Шрифт:
Интервал:
Закладка:
По дворам провожали на войну рекрутов, над деревней стоял колокольный звон, несколько раз над рекой пролетали аэропланы, страшно пылили дороги, дождей после внезапного ночного водопада и градобоя по-прежнему не было, только время от времени случались сухие грозы, а через Польцы шли военные эшелоны. Навстречу им возвращались в город дальние и ближние дачники, ехали домой кружным путем застрявшие в Европе русские путешественники, и в газетах писали о тех несчастных, кого война застигла в Германии, где немцы запирали в купе русских женщин и детей и не выпускали сутками, а потом выгоняли из вагонов в чистом поле, и солдаты кайзеровской армии смотрели, как бесправные люди справляют нужду.
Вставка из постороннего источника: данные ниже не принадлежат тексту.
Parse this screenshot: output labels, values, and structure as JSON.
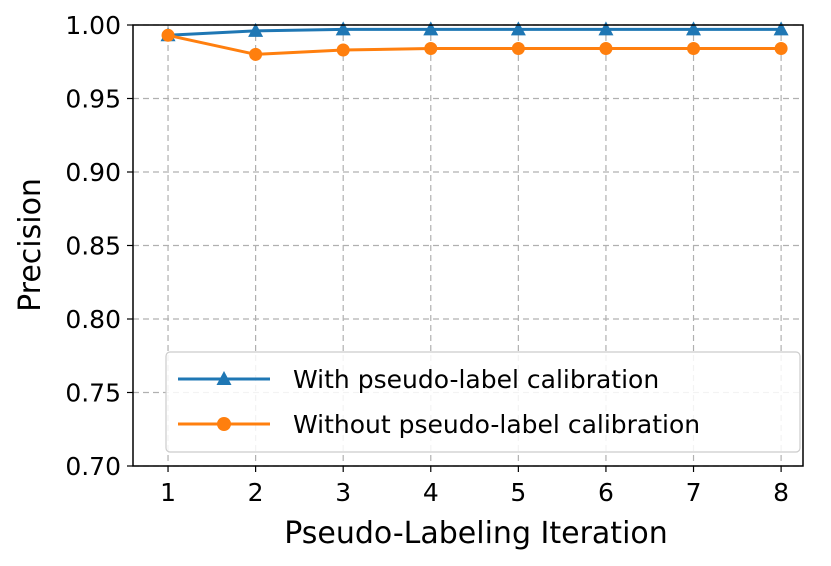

Писали о выброшенных из лечебниц полураздетых, беспомощных больных людях с русскими паспортами, об изнасилованных женщинах, о пытках, унижениях и издевательствах над ранеными, с которых немецкие солдаты срывали повязки. Интеллигентные люди спорили о том, как могла вести себя подобным образом культурная нация, давшая миру Шиллера и Гете. Одни полагали, что на немцев нашло затмение, другие уверяли, что таковой всегда была их истинная сущность — варварская, дикая, бессмысленная, что немцы озверели давно и всегда были скотами со своими пасхальными открытками, на которых рисовали упитанных женщин, сидящих в нужнике, со своим пивом и колбасой, со своим Лютером и Кальвином, с Бисмарком и Вильгельмом, с бессердечием и жестокостью, каких не знала ни одна нация в мире. И хотя Вера Константиновна еще недавно утверждала, что газет не читает, теперь она читала все подряд, ужасалась и суеверно думала: а что было бы, если б муж ее послушался и они поехали бы летом на воды в Германию, как она мечтала? Наверно, судьба уберегла ее здесь, в Горбунках, от худшего?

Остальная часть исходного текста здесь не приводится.